As if to underline the point, the People’s Liberation Army navy also had all three of its enormous aircraft carriers patrolling waters off China’s coast for the first time.
Meanwhile, an Australian navy vessel on Wednesday sailed through the Taiwan Strait with their navy counterparts from Japan and, wait for it, New Zealand. Don’t we live in interesting times.
China’s economic policy makers wanted to focus on the “economic” part of the Australia-China Strategic Economic Dialogue, which the Treasurer co-chaired in Beijing late on Thursday.
Chinese President Xi Jinping even did his bit to put the economy in the headlines, gathering a group of his top comrades to discuss his country’s economic problems hours before the Australian Treasurer co-chaired the Australia-China dialogue with the head of the National Development and Reform Commission chairman Zheng Shanjie.
Chalmers had a lot of questions he wanted to pose about what he candidly described as the “weakness” in China’s economy.
What is Beijing’s assessment of its problems? What is Beijing doing about it? And, in the Australian government debriefs after the meeting, is Beijing’s plan credible?
It’s clear that Xi and his colleagues are seeing worrying data that has urged them into action. Their success, or otherwise, is profoundly important to Australia.
The Treasurer didn’t need to speak to bigwigs at BHP, Rio Tinto or Fortescue – not to mention his opinionated mentor Paul Keating – to learn that what happens in China is hugely consequential to Australia.
His own department is all over it.
A one percentage point drop in China’s GDP growth knocks off about one-quarter of a percentage point of growth in Australia, or about $6bn in lost output.
And currently, Treasury is forecasting China to grow below 5 per cent for the next three years.
That would be the weakest period of growth since China began opening up in the late ’70s, the Treasurer noted.
For all the considerable gloom that hangs over the Chinese economy, many of Australia’s most profitable companies – and biggest taxpayers – continue to make extraordinary sums from trading with China.
Last year two-way trade hit a record $327bn, including more than $200bn of Australian exports to China. No country in the world has as big a trade surplus with China as Australia.
But those rockets and aircraft carriers niggle.

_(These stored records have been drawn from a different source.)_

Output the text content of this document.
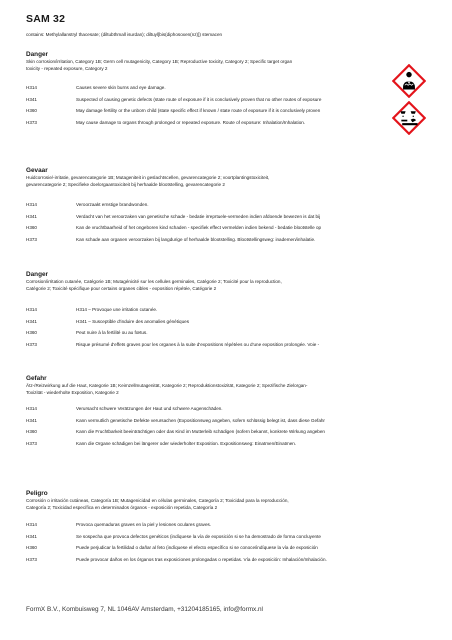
SAM 32
contains: Methylallanstryl thacesate; (diltubthmall isurdan); diltuyl[bis(diphosoxen(nz)]) stemacen
Danger
Skin corrosion/irritation, Category 1B; Germ cell mutagenicity, Category 1B; Reproductive toxicity, Category 2; Specific target organ
toxicity - repeated exposure, Category 2
H314	Causes severe skin burns and eye damage.
H341	Suspected of causing genetic defects (state route of exposure if it is conclusively proven that no other routes of exposure
H360	May damage fertility or the unborn child (state specific effect if known / state route of exposure if it is conclusively proven
H373	May cause damage to organs through prolonged or repeated exposure. Route of exposure: Inhalation/Inhalation.
Gevaar
Huidcorrosie/-irritatie, gevarencategorie 1B; Mutageniteit in geslachtscellen, gevarencategorie 2; voortplantingstoxiciteit,
gevarencategorie 2; Specifieke doelorgaantoxiciteit bij herhaalde blootstelling, gevarencategorie 2
H314	Veroorzaakt ernstige brandwonden.
H341	Verdacht van het veroorzaken van genetische schade - bedatie irreprtuele-vermeden indien afdoende bewezen is dat bij
H360	Kan de vruchtbaarheid of het ongeboren kind schaden - specifiek effect vermelden indien bekend - bedatie blootstelle op
H373	Kan schade aan organen veroorzaken bij langdurige of herhaalde blootstelling. Blootstellingsweg: inademen/inhalatie.
Danger
Corrosion/irritation cutanée, Catégorie 1B; Mutagénicité sur les cellules germinales, Catégorie 2; Toxicité pour la reproduction,
Catégorie 2; Toxicité spécifique pour certains organes cibles - exposition répétée, Catégorie 2
H314	H314 – Provoque une irritation cutanée.
H341	H341 – Susceptible d'induire des anomalies génétiques
H360	Peut nuire à la fertilité ou au fœtus.
H373	Risque présumé d'effets graves pour les organes à la suite d'expositions répétées ou d'une exposition prolongée. Voie -
Gefahr
Ätz-/Reizwirkung auf die Haut, Kategorie 1B; Keimzellmutagenität, Kategorie 2; Reproduktionstoxizität, Kategorie 2; Spezifische Zielorgan-
Toxizität - wiederholte Exposition, Kategorie 2
H314	Verursacht schwere Verätzungen der Haut und schwere Augenschäden.
H341	Kann vermutlich genetische Defekte verursachen (Expositionsweg angeben, sofern schlüssig belegt ist, dass diese Gefahr
H360	Kann die Fruchtbarkeit beeinträchtigen oder das Kind im Mutterleib schädigen (sofern bekannt, konkrete Wirkung angeben
H373	Kann die Organe schädigen bei längerer oder wiederholter Exposition. Expositionsweg: Einatmen/Einatmen.
Peligro
Corrosión o irritación cutáneas, Categoría 1B; Mutagenicidad en células germinales, Categoría 2; Toxicidad para la reproducción,
Categoría 2; Toxicidad específica en determinados órganos - exposición repetida, Categoría 2
H314	Provoca quemaduras graves en la piel y lesiones oculares graves.
H341	Se sospecha que provoca defectos genéticos (indíquese la vía de exposición si se ha demostrado de forma concluyente
H360	Puede perjudicar la fertilidad o dañar al feto (indíquese el efecto específico si se conoce/indíquese la vía de exposición
H373	Puede provocar daños en los órganos tras exposiciones prolongadas o repetidas. Vía de exposición: Inhalación/Inhalación.
FormX B.V., Kombuisweg 7, NL 1046AV Amsterdam, +31204185165, info@formx.nl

“Project Stabilisation” is not going to make them go away.
Australia’s “strategic” problems with China, as the euphemism goes, are the new normal of the relationship – a part of its backdrop now as expected as the green tea served during all the visiting Treasurer’s meetings during his brief two-day trip.
Dr Chalmers wasn’t wrong to note the improvement in Australia’s relations with China in the 2½ years the Albanese government has been in office.
That ministerial dialogue with China is taking place at its current tempo is undoubtedly a good thing.
But beyond the warm headlines in the Chinese press about the visit by the latest Australian government minister, loom troubling signs of what could be in store in the rest of Xi’s second decade in power.